Disc two, of course, contains the bonus items. Here you'll find a six-minute introduction by Chaplin's biographer, David Robinson, discussing the historical and cinematic context of the film. Then, there are the three main items, the twenty-six minute documentary "Chaplin Today: the Kid" by Alain Bergala with the participation of Iranian filmmaker Abbas Kiarostami; the sixteen-minute film
"How to Make Movies" (1918), in which Chaplin shows the building of his new studio and how he made movies there; and the fifty-five minute feature film "My Boy" (1921), starring Jackie Coogan.
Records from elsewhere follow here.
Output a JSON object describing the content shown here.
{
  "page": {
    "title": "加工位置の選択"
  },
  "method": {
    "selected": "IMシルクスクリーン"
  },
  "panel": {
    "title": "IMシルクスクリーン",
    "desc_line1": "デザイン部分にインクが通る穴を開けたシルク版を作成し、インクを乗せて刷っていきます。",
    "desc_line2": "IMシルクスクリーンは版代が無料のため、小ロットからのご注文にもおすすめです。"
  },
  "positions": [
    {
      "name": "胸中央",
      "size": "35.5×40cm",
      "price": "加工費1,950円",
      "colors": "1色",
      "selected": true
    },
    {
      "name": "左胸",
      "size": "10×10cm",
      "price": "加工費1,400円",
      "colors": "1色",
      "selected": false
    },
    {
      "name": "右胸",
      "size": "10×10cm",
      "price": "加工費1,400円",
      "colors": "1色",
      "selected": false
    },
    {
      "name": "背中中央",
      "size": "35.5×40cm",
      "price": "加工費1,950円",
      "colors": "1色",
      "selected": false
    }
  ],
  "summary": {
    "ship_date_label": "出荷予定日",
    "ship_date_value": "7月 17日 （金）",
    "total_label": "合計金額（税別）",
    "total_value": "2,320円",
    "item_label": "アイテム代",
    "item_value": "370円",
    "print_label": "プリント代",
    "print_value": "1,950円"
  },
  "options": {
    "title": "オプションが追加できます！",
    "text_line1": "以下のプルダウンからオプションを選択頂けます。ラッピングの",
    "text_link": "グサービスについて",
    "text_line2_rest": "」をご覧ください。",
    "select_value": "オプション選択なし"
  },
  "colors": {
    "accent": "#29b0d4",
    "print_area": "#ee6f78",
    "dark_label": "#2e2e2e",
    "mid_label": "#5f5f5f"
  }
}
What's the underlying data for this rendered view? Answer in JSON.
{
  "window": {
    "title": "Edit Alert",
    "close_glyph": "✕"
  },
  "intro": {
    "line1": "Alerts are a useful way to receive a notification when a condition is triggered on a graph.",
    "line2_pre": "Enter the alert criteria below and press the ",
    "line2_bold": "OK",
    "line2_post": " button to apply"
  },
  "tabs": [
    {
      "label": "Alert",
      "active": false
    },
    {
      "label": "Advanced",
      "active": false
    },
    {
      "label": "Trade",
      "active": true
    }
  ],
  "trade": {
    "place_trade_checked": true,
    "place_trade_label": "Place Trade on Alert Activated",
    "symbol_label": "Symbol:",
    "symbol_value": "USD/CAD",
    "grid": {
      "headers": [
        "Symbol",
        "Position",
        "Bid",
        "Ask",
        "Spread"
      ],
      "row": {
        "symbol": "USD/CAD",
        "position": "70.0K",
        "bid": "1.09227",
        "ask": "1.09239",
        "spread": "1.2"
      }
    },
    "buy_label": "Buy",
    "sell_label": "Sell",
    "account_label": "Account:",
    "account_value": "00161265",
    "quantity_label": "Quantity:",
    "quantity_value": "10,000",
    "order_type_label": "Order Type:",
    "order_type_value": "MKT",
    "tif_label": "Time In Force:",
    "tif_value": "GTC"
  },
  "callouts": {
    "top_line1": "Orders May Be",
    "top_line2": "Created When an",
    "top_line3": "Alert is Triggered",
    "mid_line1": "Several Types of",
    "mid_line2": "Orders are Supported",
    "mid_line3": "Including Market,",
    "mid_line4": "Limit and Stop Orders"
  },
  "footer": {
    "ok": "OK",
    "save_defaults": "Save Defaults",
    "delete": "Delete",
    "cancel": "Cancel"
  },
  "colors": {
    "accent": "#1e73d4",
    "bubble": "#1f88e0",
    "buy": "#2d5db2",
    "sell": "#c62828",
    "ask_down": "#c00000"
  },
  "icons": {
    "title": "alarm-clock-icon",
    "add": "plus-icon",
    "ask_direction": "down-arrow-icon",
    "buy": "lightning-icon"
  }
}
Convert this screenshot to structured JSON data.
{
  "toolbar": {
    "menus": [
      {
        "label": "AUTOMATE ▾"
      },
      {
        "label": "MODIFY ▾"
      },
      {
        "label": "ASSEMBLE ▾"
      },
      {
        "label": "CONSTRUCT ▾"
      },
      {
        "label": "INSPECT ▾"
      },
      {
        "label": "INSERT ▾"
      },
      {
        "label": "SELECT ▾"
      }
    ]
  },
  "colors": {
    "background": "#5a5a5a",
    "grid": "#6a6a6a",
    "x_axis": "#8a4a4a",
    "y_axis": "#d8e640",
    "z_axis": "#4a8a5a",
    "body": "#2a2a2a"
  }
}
In addition, there are three scenes developing the role of the Kid's mother (Edna Purviance) that Chaplin deleted for the film's 1971 reissue; and footage of Chaplin conducting a section of his new score for the rerelease. Then, in a "Documents" segment, we find "Jackie Coogan Dances" (1920), the child star performing an impromptu dance for visitors at the Chaplin studios; "Nice and Friendly" (1922), a home movie with Lord and Lady Mountbatten, Jackie Coogan, and Charles Chaplin; "Charlie on the Ocean" (1921), newsreel footage of Chaplin's first trip back to Europe; and "Jackie Coogan in Paris," during a charity fund-raising trip. The extras conclude with a gallery of production stills and photos of Coogan; a gallery of film posters; several theatrical trailers for the film, including a German version and the 1971 reissue; and, finally, trailers for other movies in "The Chaplin Collection."
Parting Thoughts:
It's hard not to like "The Kid," with its old-fashioned yet endearing combination of pathos and humor. The film represents the quintessential Chaplin spirit, and it probably does more in its fifty-odd minutes to convince us of the man's genius than anything he ever did. It established Chaplin as a Hollywood filmmaker of the first order, a star that has not diminished in close to a century.
"The Kid" is available individually or as a part of a big boxed set, Volume Two of "The Chaplin Collection" from Warner Bros. and MK2. The seven-disc set includes "The Circus," "City Lights," "The Kid," "Monsieur Verdoux," "A Woman of Paris" and "A King in New York," "The Chaplin Revue" (seven of Chaplin's best comedy shorts), and "Charlie: The Life and Art of Charles Chaplin," movie critic Richard Schickel's tribute to the comic filmmaker.